As noted in last year’s CFP, it has become a familiar understatement that “Practice-Based Research” (PBR), “Performance as Research” (PaR), and even the more inclusive “Artistic Research” are highly elastic – and occasionally contentious – categorizations. In the decade since the launching of the influential PARIP project (Practice as Research in Performance, 2001 – 2006, at the University of Bristol), the number of Artistic Research practitioners, projects, and programs has increased substantially, on this continent and internationally. However, this expansion has, not surprisingly, further complicated efforts to effectively identify, describe, and communicate – both on the level of generalized, shared priorities and on that of specific, widely differentiated efforts and activities.

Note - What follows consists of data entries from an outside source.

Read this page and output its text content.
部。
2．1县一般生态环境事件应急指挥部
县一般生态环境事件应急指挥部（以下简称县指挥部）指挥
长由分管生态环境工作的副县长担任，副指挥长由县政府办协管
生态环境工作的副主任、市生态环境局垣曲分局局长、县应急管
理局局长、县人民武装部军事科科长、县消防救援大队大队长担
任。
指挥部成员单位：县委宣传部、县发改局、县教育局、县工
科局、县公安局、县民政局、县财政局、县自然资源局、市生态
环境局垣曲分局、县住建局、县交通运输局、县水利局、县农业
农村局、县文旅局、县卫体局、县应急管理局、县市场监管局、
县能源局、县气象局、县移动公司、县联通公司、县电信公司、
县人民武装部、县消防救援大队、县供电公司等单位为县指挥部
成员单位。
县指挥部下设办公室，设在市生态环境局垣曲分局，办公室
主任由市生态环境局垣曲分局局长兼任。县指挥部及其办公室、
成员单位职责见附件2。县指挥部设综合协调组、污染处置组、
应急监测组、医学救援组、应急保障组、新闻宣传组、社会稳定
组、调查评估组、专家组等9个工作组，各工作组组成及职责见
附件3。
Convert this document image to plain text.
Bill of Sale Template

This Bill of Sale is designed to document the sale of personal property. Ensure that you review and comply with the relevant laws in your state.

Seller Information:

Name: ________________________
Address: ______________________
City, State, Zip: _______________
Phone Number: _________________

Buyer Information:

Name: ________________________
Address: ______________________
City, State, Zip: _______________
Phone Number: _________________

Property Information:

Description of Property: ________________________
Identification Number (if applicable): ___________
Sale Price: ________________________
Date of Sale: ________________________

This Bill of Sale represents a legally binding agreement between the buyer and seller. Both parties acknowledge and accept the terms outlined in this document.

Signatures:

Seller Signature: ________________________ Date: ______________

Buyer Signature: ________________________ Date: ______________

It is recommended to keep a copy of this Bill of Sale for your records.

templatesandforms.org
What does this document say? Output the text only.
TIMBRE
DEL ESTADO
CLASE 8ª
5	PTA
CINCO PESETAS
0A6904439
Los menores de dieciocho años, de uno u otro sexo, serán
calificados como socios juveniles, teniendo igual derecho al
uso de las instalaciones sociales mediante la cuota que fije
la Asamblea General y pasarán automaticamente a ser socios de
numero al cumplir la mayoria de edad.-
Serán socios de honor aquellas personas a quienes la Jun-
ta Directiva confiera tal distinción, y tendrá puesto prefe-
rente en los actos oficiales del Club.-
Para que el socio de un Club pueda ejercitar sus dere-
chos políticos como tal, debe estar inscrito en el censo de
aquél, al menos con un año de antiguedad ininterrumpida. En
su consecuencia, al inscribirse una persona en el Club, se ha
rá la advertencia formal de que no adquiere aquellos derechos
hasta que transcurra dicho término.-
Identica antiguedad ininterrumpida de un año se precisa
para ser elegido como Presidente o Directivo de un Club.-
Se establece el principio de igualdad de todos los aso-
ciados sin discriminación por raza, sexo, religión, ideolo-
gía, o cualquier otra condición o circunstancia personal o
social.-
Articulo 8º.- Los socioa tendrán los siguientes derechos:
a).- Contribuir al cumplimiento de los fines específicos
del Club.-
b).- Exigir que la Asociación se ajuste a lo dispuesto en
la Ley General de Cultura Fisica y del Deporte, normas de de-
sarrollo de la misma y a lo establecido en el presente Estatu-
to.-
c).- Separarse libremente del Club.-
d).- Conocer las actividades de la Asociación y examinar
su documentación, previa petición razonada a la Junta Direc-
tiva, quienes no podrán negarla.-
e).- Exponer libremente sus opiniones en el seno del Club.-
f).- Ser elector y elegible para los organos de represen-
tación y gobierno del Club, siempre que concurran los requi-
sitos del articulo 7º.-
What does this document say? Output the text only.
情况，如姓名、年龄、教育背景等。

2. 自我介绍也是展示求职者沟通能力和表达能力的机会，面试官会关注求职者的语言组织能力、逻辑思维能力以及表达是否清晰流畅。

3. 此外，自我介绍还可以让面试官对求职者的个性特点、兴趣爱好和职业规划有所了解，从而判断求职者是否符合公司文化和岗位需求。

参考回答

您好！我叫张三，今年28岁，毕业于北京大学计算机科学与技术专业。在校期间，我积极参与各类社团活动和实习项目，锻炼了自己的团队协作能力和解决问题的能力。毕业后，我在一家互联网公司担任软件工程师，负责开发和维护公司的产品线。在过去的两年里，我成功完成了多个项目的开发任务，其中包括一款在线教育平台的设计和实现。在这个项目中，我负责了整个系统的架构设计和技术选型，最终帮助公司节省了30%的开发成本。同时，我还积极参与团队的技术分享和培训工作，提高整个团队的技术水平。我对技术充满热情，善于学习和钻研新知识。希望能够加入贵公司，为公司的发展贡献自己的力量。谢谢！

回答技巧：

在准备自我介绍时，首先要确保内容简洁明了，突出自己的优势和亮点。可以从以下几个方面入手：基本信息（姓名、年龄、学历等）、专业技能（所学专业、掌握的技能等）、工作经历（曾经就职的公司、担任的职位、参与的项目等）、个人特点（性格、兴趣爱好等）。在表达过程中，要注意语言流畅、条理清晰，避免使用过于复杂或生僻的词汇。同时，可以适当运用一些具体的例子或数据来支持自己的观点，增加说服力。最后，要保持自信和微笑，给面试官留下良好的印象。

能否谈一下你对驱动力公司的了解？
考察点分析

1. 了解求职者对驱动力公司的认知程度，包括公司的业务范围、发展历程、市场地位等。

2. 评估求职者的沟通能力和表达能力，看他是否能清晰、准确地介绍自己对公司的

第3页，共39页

As was the case in 2013, the objective of this year’s seminar is not to establish singular definitions of Artistic Research, nor to impose specific theoretical, methodological, or practical criteria. Rather, it is meant as a forum to explore diversity in motivation, design, execution, and documentation. However, participants in this year’s seminar will be called upon to articulate, explicitly and as thoroughly as possible, their practices—both within their conference proposals and within their Artistic Research documents, with direct reference to the following aspects: focus, context, participants, process design, documentation, dissemination and utility (as opposed to “products” or “outcomes”).
- Interested individuals are invited to submit a 250 – 500 word description of a completed, current, or proposed Artistic Research (PBR/PaR) project, articulated with attention to the above-noted criteria.
- On the basis of this criteria a selection of up to 12 proposals will be chosen to participate in the seminar.
- By March 15th, 2014, each invited participant will share (electronically) with the full group a 2000 - 3000 word description of the research/creation activity identified in her/his proposal that explicitly addresses the relevant above-noted criteria.
- Between March 15th and April 15th, the first stage of seminar engagement will consist of an electronic forum in which participants of the full seminar group will discuss a selection of published articles addressing specific theories and practices of Artistic Research internationally. The particular focus of this exchange will be issues of process design and methodology.
- After April 15th the invited participants will be organized into two sub-groups according to shared interest/focus and tasked with a structured pre-conference exchange leading to in-conference collaboration.
- The majority of the actual three or four hour seminar (depending on the number of participants invited) will involve workshop-style Artistic Research exercises, each an hour in length, designed and facilitated by the sub-groups. These exercises will involve the participation of the other members of the full seminar and attending conference participants.
- The final hour of the seminar will take the form of an open discussion between the seminar participants and audience members.
- The entire seminar will be open to all conference attendees.